# JBL GTO7001 crossover going nuts



## Brian10962001 (Jul 11, 2009)

I have a JBL GTO7001 that was fresh from the JBL refurb factory and once again, it's junk. My neighbor sold me this amp because it burnt out on him and he sent it in under warranty. He got hurting for money and I purchased it still in the package never hooked up. As soon as I hooked it up I realized it still had problems. If you touch the crossover control knob, the volume will pop and drop out. I took it apart the other day and re soldered the connections figuring it was a problem with a dry socket, but no luck. That repair lasted about a week and now I'm back in the same boat  I'm seriously about to shoot this thing! Oh, the other 2 amps they purchased from JBL's direct store are also junk! The other mono has already died on them once, and the 4 channel they have is now going out. Does anyone know where I can pick up parts for this thing? I'm really hoping it's a more basic rheostat in there


----------



## Brian10962001 (Jul 11, 2009)

I will try to get some pics of this thing up when I pull it down again. I'm actually not against completely bypassing the crossover pot if possible. I know it's a 6 point connection, I have no idea what the taper is on it, or if I can even read it considering I believe it's the internals going out, hopefully it's labelled! This amp is a beast internally, and I have never had an amp simply not work right out of the box, it's VERY frustrating.


----------



## Pdogg (Jan 24, 2011)

Is it a sealed pot or one of those metal ones?
Have you tried spraying some contact cleaner in there?
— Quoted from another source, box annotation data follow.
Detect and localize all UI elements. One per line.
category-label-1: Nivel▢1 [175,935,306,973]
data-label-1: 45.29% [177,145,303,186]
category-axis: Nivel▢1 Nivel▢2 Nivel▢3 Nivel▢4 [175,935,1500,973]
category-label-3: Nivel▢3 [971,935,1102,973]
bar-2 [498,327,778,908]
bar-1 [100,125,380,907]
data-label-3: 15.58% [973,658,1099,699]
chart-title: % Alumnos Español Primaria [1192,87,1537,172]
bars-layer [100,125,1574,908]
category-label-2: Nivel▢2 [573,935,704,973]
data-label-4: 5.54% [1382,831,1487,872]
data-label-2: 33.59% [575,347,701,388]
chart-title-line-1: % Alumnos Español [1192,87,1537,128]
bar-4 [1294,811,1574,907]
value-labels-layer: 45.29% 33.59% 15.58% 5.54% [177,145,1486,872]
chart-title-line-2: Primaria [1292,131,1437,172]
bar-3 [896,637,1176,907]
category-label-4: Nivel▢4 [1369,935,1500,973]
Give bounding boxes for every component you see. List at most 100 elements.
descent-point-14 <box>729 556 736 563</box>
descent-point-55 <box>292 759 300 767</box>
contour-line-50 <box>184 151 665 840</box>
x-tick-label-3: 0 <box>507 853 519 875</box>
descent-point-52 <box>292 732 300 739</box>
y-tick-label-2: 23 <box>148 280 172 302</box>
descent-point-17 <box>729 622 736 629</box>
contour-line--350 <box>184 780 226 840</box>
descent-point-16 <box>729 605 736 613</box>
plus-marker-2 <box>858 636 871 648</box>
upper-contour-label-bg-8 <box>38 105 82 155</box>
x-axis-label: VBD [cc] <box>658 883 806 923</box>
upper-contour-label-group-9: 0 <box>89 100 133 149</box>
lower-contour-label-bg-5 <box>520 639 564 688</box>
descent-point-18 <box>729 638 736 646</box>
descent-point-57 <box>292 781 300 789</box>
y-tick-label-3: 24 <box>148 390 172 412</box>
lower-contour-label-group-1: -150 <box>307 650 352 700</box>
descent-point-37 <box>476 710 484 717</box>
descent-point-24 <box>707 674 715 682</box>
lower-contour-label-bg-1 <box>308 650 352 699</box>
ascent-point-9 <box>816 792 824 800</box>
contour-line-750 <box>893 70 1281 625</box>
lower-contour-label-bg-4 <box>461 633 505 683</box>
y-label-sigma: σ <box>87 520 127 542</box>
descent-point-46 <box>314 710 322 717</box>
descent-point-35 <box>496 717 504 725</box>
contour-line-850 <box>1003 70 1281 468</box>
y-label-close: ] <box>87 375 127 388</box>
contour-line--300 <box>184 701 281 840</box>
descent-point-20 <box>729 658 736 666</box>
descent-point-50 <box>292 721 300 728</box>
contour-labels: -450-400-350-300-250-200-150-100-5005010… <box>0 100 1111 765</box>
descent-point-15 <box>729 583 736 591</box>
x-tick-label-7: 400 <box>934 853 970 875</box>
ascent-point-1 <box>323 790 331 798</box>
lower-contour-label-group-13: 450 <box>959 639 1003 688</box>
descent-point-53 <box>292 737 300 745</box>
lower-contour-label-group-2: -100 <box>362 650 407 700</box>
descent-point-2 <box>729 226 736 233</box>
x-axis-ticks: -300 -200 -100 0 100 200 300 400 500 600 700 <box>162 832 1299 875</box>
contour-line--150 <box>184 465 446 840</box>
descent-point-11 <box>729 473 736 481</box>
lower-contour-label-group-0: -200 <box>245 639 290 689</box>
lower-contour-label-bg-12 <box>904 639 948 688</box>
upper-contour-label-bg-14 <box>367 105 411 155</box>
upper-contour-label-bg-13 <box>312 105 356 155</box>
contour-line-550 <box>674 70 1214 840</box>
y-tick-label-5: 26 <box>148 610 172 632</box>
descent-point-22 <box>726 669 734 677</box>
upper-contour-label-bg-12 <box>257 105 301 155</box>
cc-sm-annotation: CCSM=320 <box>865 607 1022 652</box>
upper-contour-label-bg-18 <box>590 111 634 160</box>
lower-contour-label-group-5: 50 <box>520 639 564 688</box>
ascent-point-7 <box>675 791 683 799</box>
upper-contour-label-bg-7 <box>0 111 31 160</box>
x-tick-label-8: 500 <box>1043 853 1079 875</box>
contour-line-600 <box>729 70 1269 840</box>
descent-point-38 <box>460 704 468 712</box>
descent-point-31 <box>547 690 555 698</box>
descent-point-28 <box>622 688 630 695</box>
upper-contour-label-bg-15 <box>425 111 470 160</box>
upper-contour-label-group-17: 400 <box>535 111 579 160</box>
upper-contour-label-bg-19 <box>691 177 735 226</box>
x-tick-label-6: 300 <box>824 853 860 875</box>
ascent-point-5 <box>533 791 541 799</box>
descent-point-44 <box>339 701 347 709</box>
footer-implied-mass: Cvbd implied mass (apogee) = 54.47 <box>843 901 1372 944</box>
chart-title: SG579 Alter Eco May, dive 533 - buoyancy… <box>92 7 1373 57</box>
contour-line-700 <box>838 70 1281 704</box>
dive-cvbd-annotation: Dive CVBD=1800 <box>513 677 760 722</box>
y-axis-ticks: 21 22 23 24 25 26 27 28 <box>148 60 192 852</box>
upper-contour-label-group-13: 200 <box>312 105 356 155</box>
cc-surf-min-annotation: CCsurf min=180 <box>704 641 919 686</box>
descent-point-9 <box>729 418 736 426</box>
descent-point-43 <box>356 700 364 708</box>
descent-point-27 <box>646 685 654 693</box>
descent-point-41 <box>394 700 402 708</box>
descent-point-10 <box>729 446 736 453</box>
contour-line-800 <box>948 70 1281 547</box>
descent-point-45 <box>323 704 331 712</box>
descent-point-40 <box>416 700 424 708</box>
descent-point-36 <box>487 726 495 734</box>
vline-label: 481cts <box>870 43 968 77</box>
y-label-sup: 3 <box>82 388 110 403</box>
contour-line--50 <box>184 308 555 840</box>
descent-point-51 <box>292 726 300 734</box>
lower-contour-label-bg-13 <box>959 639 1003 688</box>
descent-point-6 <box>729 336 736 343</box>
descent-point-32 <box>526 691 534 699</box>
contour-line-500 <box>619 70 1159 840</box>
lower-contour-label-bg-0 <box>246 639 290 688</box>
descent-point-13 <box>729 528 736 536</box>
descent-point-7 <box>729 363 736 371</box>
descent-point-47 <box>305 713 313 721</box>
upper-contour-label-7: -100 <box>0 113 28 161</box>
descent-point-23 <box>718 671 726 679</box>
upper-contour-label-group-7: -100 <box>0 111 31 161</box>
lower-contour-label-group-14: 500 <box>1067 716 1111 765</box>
Maybe you can find a replacement part since those are generally easy to swap out.


----------



## sqshoestring (Jun 19, 2007)

Test it again and try to determine if its solder or the knob. Sometimes you have to clean all the solder off even remove it then solder again....if there is some crap on it the solder will not stick, or their solder is contaminated. Use flux if needed. Some of the knobs you can buy some not, you can usually put resisters in to get rid of the gain like they do in some comp cars.


----------